Against New Zealand First the media turned into a hunting pack.
The media campaign against us can be summed up in three words:
We acknowledge the media have an important job to do.
But it is not to be the police, judge and jury or to decide on the law of the land.
Their role is certainly not to usurp the expressed will of the people as reflected in Parliament.
The media should never lose sight of one fact – they are not elected.
They are self-appointed and accountable only to their proprietors in overseas boardrooms.
TVNZ are accountable only to themselves. Their organisation is a giant personal cash cow.
Instead of defending democracy in this country, the media are actually creating a threat to it by failing to give you ALL the facts and BOTH sides of the story.
The New Zealand First side of the story has yet to be told.
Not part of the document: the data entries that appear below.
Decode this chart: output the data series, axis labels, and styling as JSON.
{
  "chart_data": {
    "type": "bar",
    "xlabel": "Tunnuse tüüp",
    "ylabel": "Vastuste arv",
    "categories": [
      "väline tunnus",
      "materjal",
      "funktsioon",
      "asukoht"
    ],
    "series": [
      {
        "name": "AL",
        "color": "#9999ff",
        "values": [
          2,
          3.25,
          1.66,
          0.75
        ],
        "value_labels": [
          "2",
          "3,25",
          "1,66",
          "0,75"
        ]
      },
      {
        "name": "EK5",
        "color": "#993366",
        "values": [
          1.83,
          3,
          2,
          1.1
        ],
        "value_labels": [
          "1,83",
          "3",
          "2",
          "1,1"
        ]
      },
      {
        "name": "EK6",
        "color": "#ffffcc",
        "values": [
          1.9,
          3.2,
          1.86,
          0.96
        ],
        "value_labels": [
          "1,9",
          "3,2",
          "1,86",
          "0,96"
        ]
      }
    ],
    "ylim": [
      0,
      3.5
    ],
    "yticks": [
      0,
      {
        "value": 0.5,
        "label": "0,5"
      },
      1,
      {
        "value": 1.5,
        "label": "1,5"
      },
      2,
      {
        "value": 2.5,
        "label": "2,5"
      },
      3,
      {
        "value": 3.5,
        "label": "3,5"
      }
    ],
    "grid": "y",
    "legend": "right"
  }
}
We have made some mistakes – trivial human mistakes that can be rectified.
We are confident about this.
Find one party that hasn’t.
Our mistakes happened after a change of three key office holders and in one case a serious communications gap.
Fair minded New Zealanders know that I have never enriched myself on any battle fought on their behalf.
In these battles we are fighting the same faces with whom over two decades we have had so many battles.
I have spent my whole political life to preserve New Zealand for New Zealanders.
This is an attempt to undo the people’s will, to bring down a government then govern alone. My enemies and an elite media have surely proven that.
My record over many years speaks for itself. I have made more sacrifices than most.
We want above everything else to be judged by decent New Zealanders who understand justice and the essence of democracy, not bias, prejudice and pre-judgement before any of the facts are even known.
We want you to decide our fate – not some media baron in a foreign boardroom.
And we will accept your decision – confident it will be fair.